It seems ironic but after invading this baby making session the day turned into one of babies . . . . .even Masai John phoned home to hear that his wife had just given birth to a baby girl. We saw topi calfs, baby elephants, warthog families with lots of babies and even an Impala just born, bless her, she was like Bambi on ice trying to take those first steps.
Other sightings today included Ibis, guinifoul , baboon, red chested starlings, monitor lizards, eland (Daubs new favourite by all accounts), mongoose, crocs.
Now, not one to give Daubney too many compliments as he does have a tendency to get a big head but the boy done us proud when it came to driving skills. We found ourselves in some very muddy, rocky and deep watered situations but to his credit he handled our Pajero beast phenomenally. At one point we were coming back across the smellier river (having crossed it that morning with an ok amount of water to get through) and within the space of a couple of hours it had risen to well over the bonnet, slightly concerning - but all good in the end.
So the Masai Mara, well there are no words that can do this supreme place on earth justice. The light is incredible, showing up colours so sharp and reflecting of surfaces you would normally miss - the corner of clouds, edges of leaves and single blades of grass.
The shear expanse is immense and the views are breathtaking. In comparison to South Africa this place has a feeling of space and openness with visibility for miles.
The one thing that I will remember the Mara for (apart from Rupert's obsession with the secretary bird) is simply the amount of game. Pictures won't reflect it, I would even question whether richard Austin could capture something that shows just how many zebra horses surrounded you at one point or the depth of a large heard of wilderbeast. On occasions there are more than one species cohabiting in a large herd surrounding you which is also a crazy feeling. Sat in the middle of a plain surrounded by zebra horses, wilderbeast and impala is an immense feeling but I think I prefer just one species. The impact of colour and pattern is slightly dissolved when they start to mix. A swarm of brown wilderbeast or a patchwork of zebra pattern and the impact is immense.
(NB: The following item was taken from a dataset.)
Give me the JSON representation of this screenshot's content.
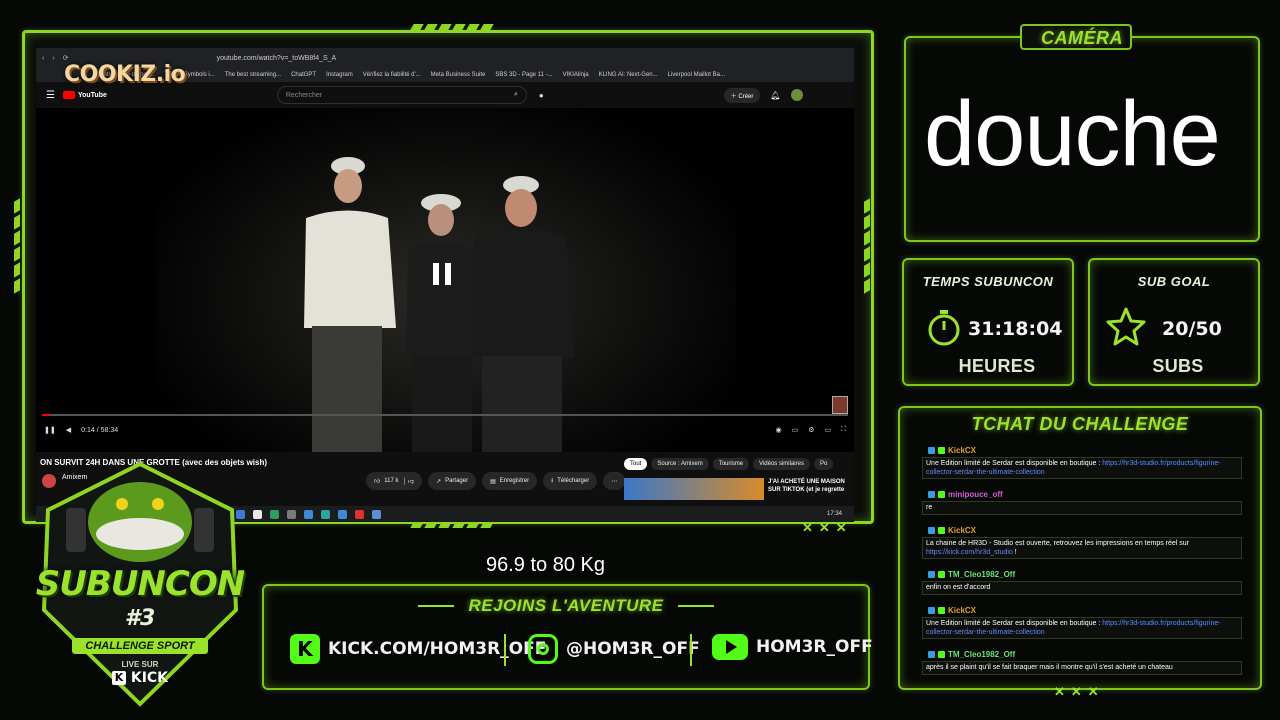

However, nothing prepares you for being in the middle of 'the great migration' where theses remarkable animals make up the landscape for as far as the eye can reach in a 360 degree circumstance. Astonishing doesn't even come close! With the odd giraffe or elephant wondering across the middle, I wouldn't even begin to put a number on the wilderbeast, but we must be talking hundreds of thousands. After debating whether we cross over into the Mara corner to get even more involved and whether we had the time or wanted to spend the eighty bucks each our Masai friend John negotiated us half an hour in there for free - and that's all it takes so it seems. After driving through this sea of wilderbeasts and on our way back to the gate the herd across the river decided it was time, and put on for us one of those river crossing shows they are famous for. All I can say is goosebumps and butterflies! fu**ing amazing! Clever beasts they wait at one side of the river and build their army before crossing - must be where the phrase safety in numbers comes from. They look like foot soldiers, lining up and getting ready to take on the world or crocs in this case. A success story - even our 3 kamikaze stragglers made it over!